Historian Yohanan Ben-Yaakov shared stories about the establishment of Jewish settlements in the region that he said may not be as well known as others. “Israelis are usually familiar with war stories about the Etzion bloc, about brave Jewish fighters and the numerous sacrifices that they made,” he said. “It is always presented as a very simple story—there were good guys and bad guys, and the good guys won. Relations between Jews and Arabs here were not always that black and white.”
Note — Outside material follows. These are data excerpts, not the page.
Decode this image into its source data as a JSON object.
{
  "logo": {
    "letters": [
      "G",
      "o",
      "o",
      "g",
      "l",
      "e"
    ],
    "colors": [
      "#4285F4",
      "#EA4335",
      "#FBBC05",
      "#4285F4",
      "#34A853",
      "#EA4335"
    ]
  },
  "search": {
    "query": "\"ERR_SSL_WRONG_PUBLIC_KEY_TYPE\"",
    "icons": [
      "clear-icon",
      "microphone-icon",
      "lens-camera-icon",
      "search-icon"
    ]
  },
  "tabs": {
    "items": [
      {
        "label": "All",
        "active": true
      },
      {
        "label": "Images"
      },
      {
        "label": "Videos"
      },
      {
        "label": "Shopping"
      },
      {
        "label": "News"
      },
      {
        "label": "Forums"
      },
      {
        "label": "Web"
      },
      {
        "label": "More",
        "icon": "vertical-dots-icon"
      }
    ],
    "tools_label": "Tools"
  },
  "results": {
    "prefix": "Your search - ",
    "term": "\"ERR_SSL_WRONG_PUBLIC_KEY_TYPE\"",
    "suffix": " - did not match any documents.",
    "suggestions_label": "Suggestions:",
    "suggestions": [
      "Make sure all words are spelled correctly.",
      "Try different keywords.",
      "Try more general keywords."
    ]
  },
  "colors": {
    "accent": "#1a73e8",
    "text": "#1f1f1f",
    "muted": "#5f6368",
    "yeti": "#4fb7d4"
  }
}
Ben-Yaakov spoke about the settlement of Migdal Eder, the inhabitants of which were saved during the pogroms of 1929 by Arabs from the neighboring village of Beit Ummar, and about Kfar Etzion founder Shmuel Holzman’s son, a Jewish doctor who opened an infirmary near the Etzion bloc junction in 1929 with the intention of helping the local Arab population.

“It’s written in the Torah that Esau hates Yaakov, and everybody remembers these words. Few know what is written later, that he kissed him with his whole heart. These two feelings go hand in hand here today as well and it is up to us to choose between love and hatred,” Ben Yaakov concluded.

The event also featured speakers such as Dr. Yitzhak Glick, brother of MK Yehuda Glick, who received the Moskowitz Prize in 2012 for the free medical assistance he has provided to the people of the Etzion bloc, including to Palestinians, who know him as “our doctor.”

“Gush Etzion must be the center of peace not just in Israel, but in the world,” Dr. Glick maintained.

The event was also organized by Roots, a grassroots initiative which regularly facilitates meetings between Israelis and Arabs. The organization helped bring several Arabs from the nearby villages of Beit Ummar and Yatta to the event. Roots co-founder Khaled Abu Awwad said that he believes that such events could be more effective in bringing peace to the Middle East than meetings between Abbas and Netanyahu.

“Peace between our peoples must grow from the bottom up and only we can break the walls of alienation and hatred that have been put up between us,” he said. “We belong to this land, but the land does not belong to anyone so we must learn to live here together in peace.”